To eat or to mate that’s the question


By Eve Davidian

To reproduce is the ultimate goal of all living creatures. But to achieve this, individuals first have to survive long enough, and so must eat. The more, the better? Not so sure. A good diet may make you strong and appealing to potential mates but an excess of food can turn out to be counterproductive.

Jage, a male from the Ngoitokitok clan wanted it all, to feast and to mate, but he learnt the hard way that one sometimes has to choose. One day, after months spent courting females of his clan, he was lucky enough to find favor with Uvumiliva, a young and high-ranking female (to say, a nice piece). But there was a catch; Jage had feasted earlier in the morning and his belly was so bloated that he could not seal the deal.

It should be pointed out that mating is a very tricky task for male spotted hyenas because females’ private parts are masculinized into a pseudo-penis. This means that reaching seventh heaven requires full cooperation from the female – she has to stand still, put her head down and retract her pseudo-penis. But even when the female does cooperate, the male still has to show great acrobatic skills. It does take males some time and practice to get it right, and those with little experience usually are clumsy and sorely try the female’s patience.

On that hot day, Jage tackled the task. But no matter how much he wiggled and waggled, his huge, flabby belly kept barring the way. Jage was exhausted by all this physical activity. Just picture yourself running a marathon while aiming at a bullseye with an arrow, all this after having devoured a huge platter of meat! Jage was panting and drooling, and had to take regular breaks to catch his breath. Meanwhile, Uvumiliva remained amazingly calm and supportive – she actually got her name, meaning ‘patient’, after that day.

Jage really was not at his best that day. In a moment of weakness, he even tried to blame it all on Nyemeleo, a rival male born in the Shamba clan that had just joined the Ngoitokitok clan. Of course Nyemeleo was not responsible for Jage’s misery; apart from standing beside the couple and peeping at them, which let’s admit was slightly sleazy, Nyemeleo was not really interfering. Maybe Nyemeleo simply wanted to show off his athletic body and perfectly-sized belly, hoping that Uvumiliva would change her mind and pick him instead of the chubby guy. But quite clearly Nyemeleo’s presence did not help Jage to keep his focus on the target. Hyena sweethearts do like to have their privacy and usually do their ‘business’ in remote areas of their clan territory. After spending hours peeping (yes, but for Science!) at the trio, we had to leave them. We hoped for the best but our expectations were low.
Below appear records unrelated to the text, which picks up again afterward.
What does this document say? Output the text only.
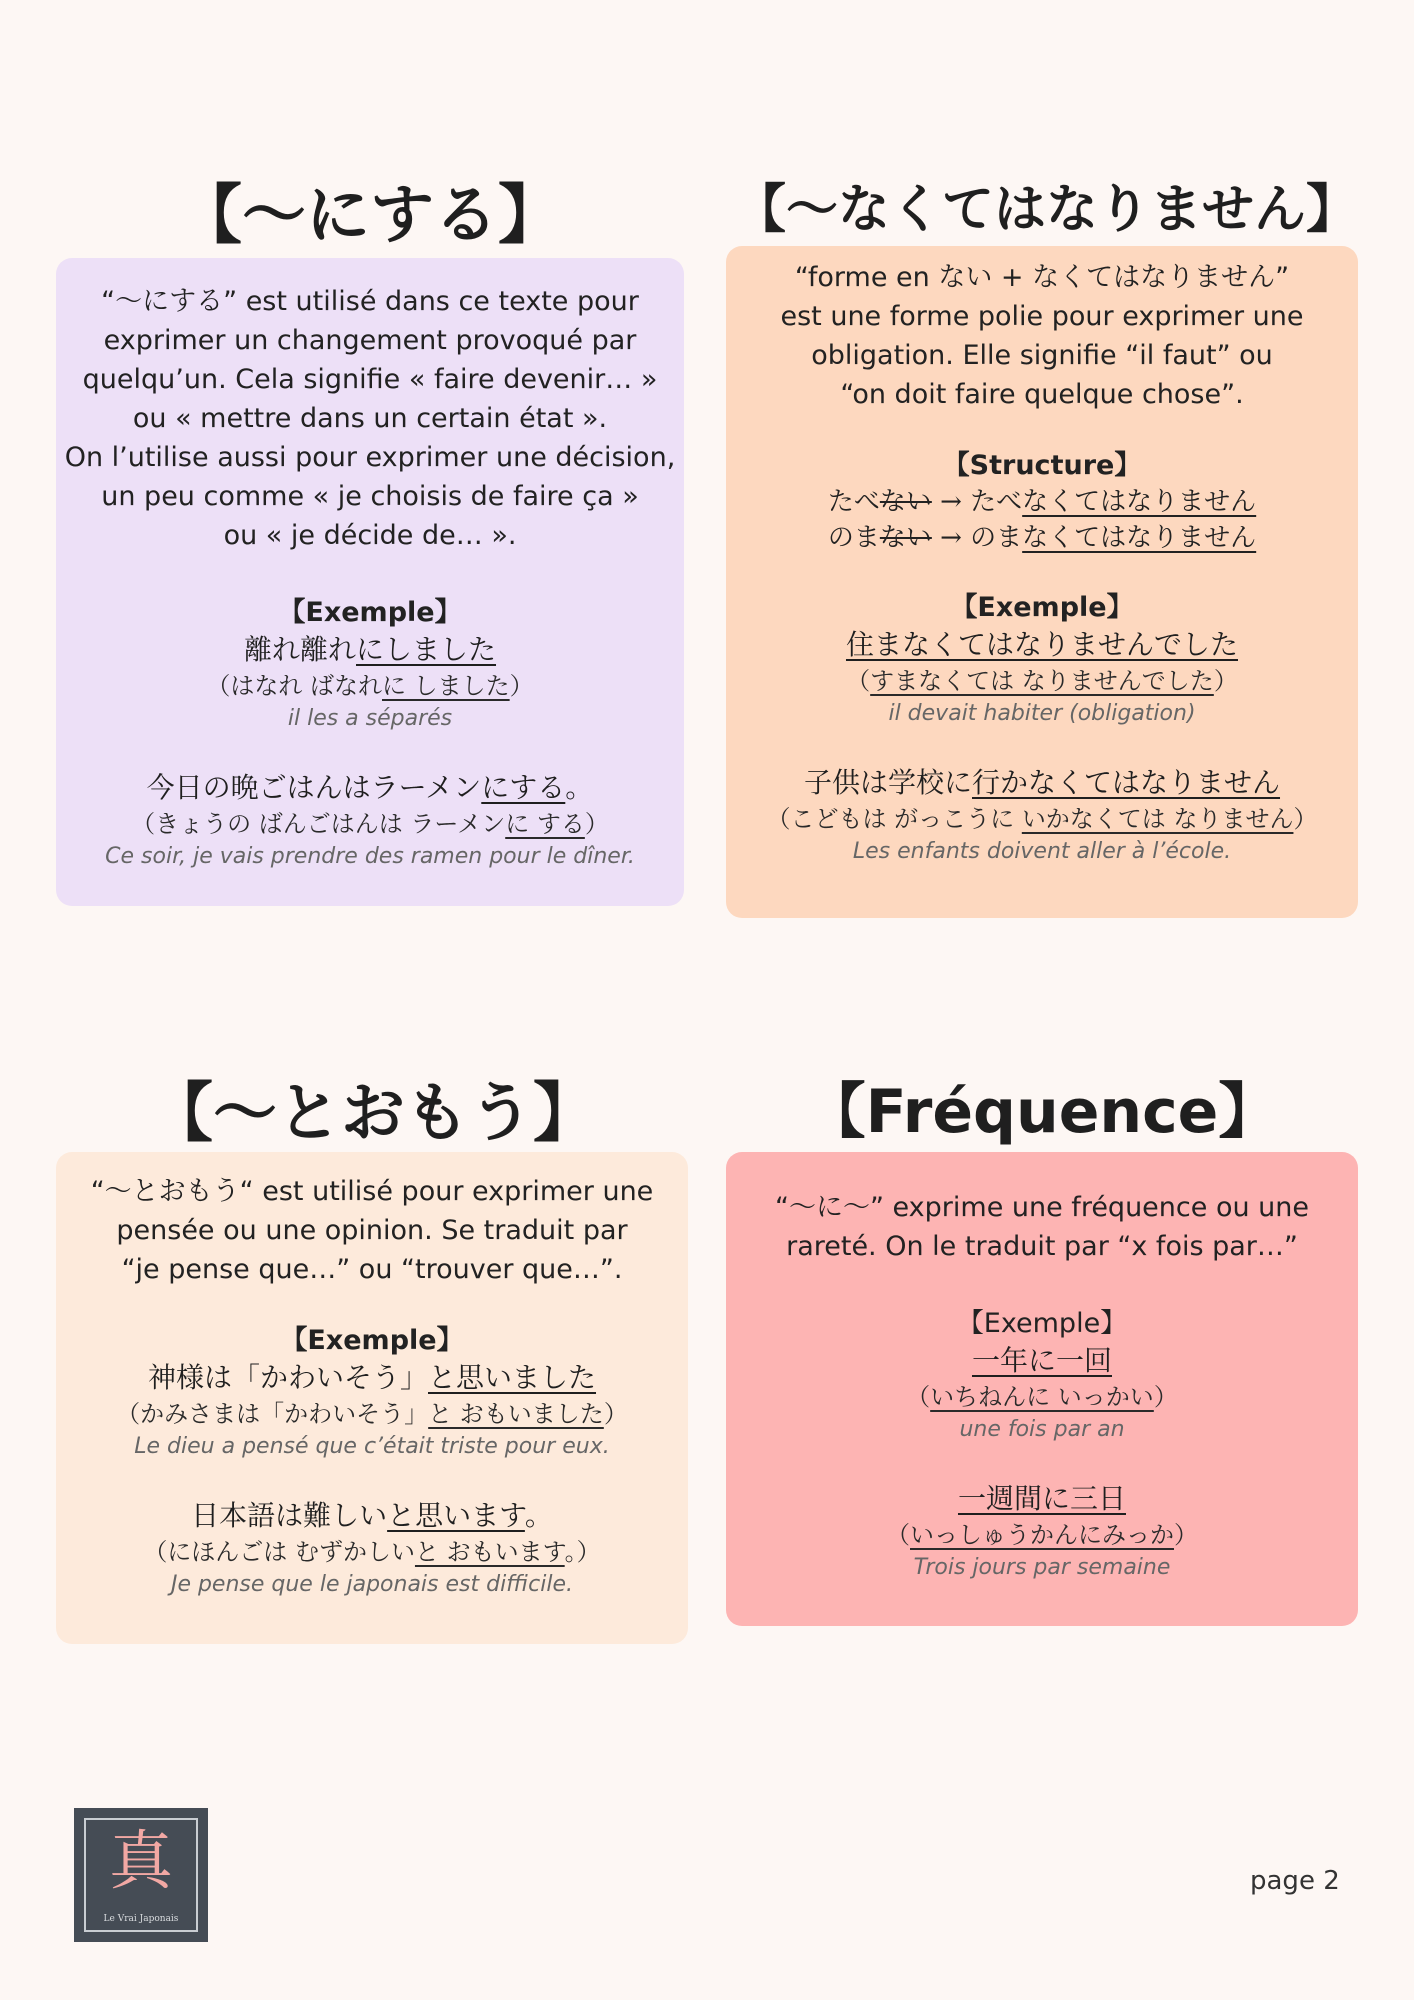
【〜にする】
“〜にする” est utilisé dans ce texte pour
exprimer un changement provoqué par
quelqu’un. Cela signifie « faire devenir… »
ou « mettre dans un certain état ».
On l’utilise aussi pour exprimer une décision,
un peu comme « je choisis de faire ça »
ou « je décide de… ».
【Exemple】
離れ離れにしました
（はなれ ばなれに しました）
il les a séparés
今日の晩ごはんはラーメンにする。
（きょうの ばんごはんは ラーメンに する）
Ce soir, je vais prendre des ramen pour le dîner.
【〜なくてはなりません】
“forme en ない + なくてはなりません”
est une forme polie pour exprimer une
obligation. Elle signifie “il faut” ou
“on doit faire quelque chose”.
【Structure】
たべない → たべなくてはなりません
のまない → のまなくてはなりません
【Exemple】
住まなくてはなりませんでした
（すまなくては なりませんでした）
il devait habiter (obligation)
子供は学校に行かなくてはなりません
（こどもは がっこうに いかなくては なりません）
Les enfants doivent aller à l’école.
【〜とおもう】
“〜とおもう“ est utilisé pour exprimer une
pensée ou une opinion. Se traduit par
“je pense que…” ou “trouver que…”.
【Exemple】
神様は「かわいそう」と思いました
（かみさまは「かわいそう」と おもいました）
Le dieu a pensé que c’était triste pour eux.
日本語は難しいと思います。
（にほんごは むずかしいと おもいます。）
Je pense que le japonais est difficile.
【Fréquence】
“〜に〜” exprime une fréquence ou une
rareté. On le traduit par “x fois par…”
【Exemple】
一年に一回
（いちねんに いっかい）
une fois par an
一週間に三日
（いっしゅうかんにみっか）
Trois jours par semaine
真
Le Vrai Japonais
page 2
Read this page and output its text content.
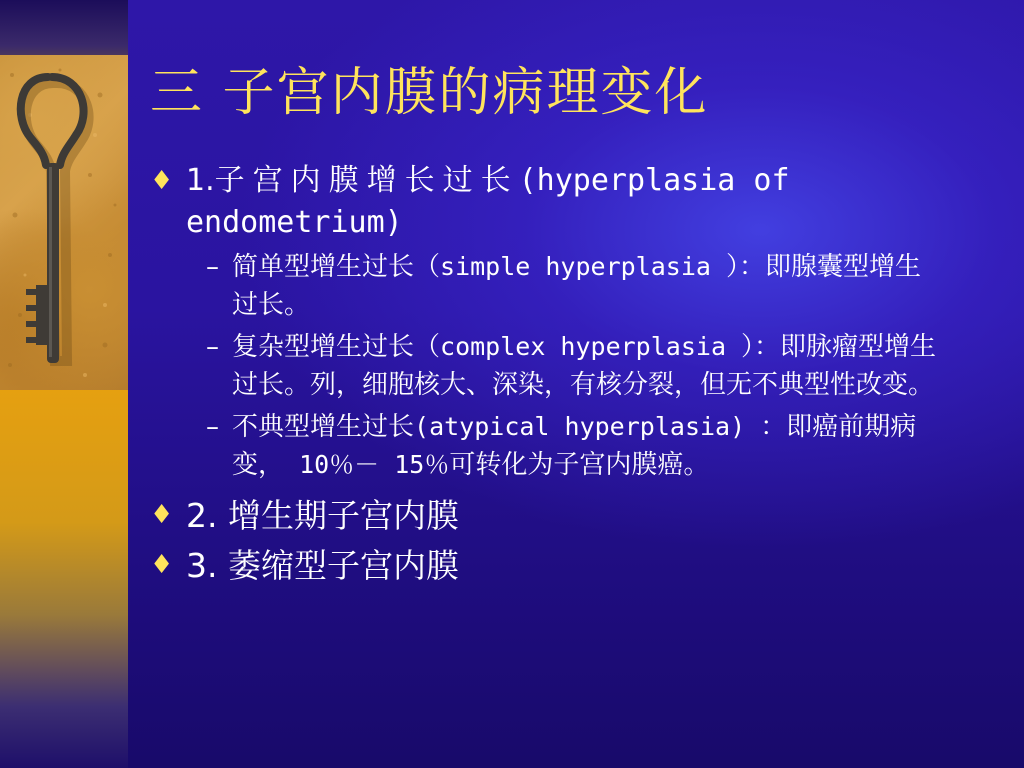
三 子宫内膜的病理变化
♦ 1.子宫内膜增长过长(hyperplasia of endometrium)
– 简单型增生过长（simple hyperplasia ）：即腺囊型增生过长。
– 复杂型增生过长（complex hyperplasia ）：即脉瘤型增生过长。列，细胞核大、深染，有核分裂，但无不典型性改变。
– 不典型增生过长(atypical hyperplasia) ：即癌前期病变， 10％－ 15％可转化为子宫内膜癌。
♦ 2. 增生期子宫内膜
♦ 3. 萎缩型子宫内膜
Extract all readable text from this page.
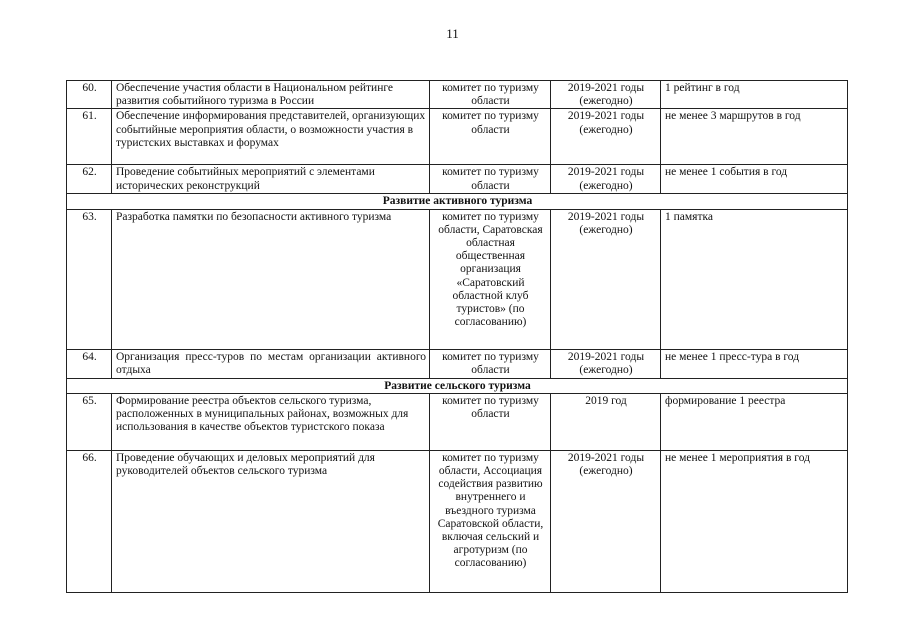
11
60.	Обеспечение участия области в Национальном рейтинге развития событийного туризма в России	комитет по туризму области	2019-2021 годы (ежегодно)	1 рейтинг в год
61.	Обеспечение информирования представителей, организующих событийные мероприятия области, о возможности участия в туристских выставках и форумах	комитет по туризму области	2019-2021 годы (ежегодно)	не менее 3 маршрутов в год
62.	Проведение событийных мероприятий с элементами исторических реконструкций	комитет по туризму области	2019-2021 годы (ежегодно)	не менее 1 события в год
Развитие активного туризма				
63.	Разработка памятки по безопасности активного туризма	комитет по туризму области, Саратовская областная общественная организация «Саратовский областной клуб туристов» (по согласованию)	2019-2021 годы (ежегодно)	1 памятка
64.	Организация пресс-туров по местам организации активного отдыха	комитет по туризму области	2019-2021 годы (ежегодно)	не менее 1 пресс-тура в год
Развитие сельского туризма				
65.	Формирование реестра объектов сельского туризма, расположенных в муниципальных районах, возможных для использования в качестве объектов туристского показа	комитет по туризму области	2019 год	формирование 1 реестра
66.	Проведение обучающих и деловых мероприятий для руководителей объектов сельского туризма	комитет по туризму области, Ассоциация содействия развитию внутреннего и въездного туризма Саратовской области, включая сельский и агротуризм (по согласованию)	2019-2021 годы (ежегодно)	не менее 1 мероприятия в год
Four months later – the duration of gestation in spotted hyenas – Uvumiliva did not give birth to cubs, suggesting both that Jage’s attempts failed and that Uvumiliva did not give Nyemeleo a chance. Let’s hope that Jage at least learnt a lesson from this unfortunate turn of events and that he now thinks twice before having an umpteenth slice of meat.

Moral of the story: Better eat light than miss the boat.

Here is the video showing Jage’s setbacks:

One thought on “To eat or to mate that’s the question”

  1. Great writing, Eve!

    Yeah, this was a less than successful Valentine, so to speak. Jage, the poor guy! What a choice, eh? Food or future cubs. He sure did try though. Bless Uvumiliva for her extraordinary patience! And dear Nyemeleo, just because one might be fit enough to do the deed, doesn’t mean one will be allowed to. Aw! Well, there’s always next time, eh!

    Thank you again to all the Hyena Project Team for being out there, gathering data and sharing these recounts which show the wonderful characters and complex lives of these/”our” dear Hyenas.

    I understand there are great difficulties out there in the World, what with political posturing among Nations and people, the ongoing battle against Wildlife poachers, and the complicated struggle between human-wildlife conflict and conservation of the/”our” Animal-Kin lives.

    Your research and specifically “our” dear Hyenas are somehow a kind of relief in this strained World. I’m not sure I can explain how or why that is, but it is.

    I am deeply grateful for “our” Hyenas’ existence, for them being them and for you sharing them with everyone here.

    Bless your good hearts and work, and Bless these/”our” Spotted Hyenas.

    “Cap’n” Toni…..

    (side notes: I often use the word “our” not as a possessive but as an acknowledgement that all on “our” Earth are connected, that separatism has ever done more harm than good. Also, I frequently use “Bless” not in any specific religious sense but in a general Spiritual regard.)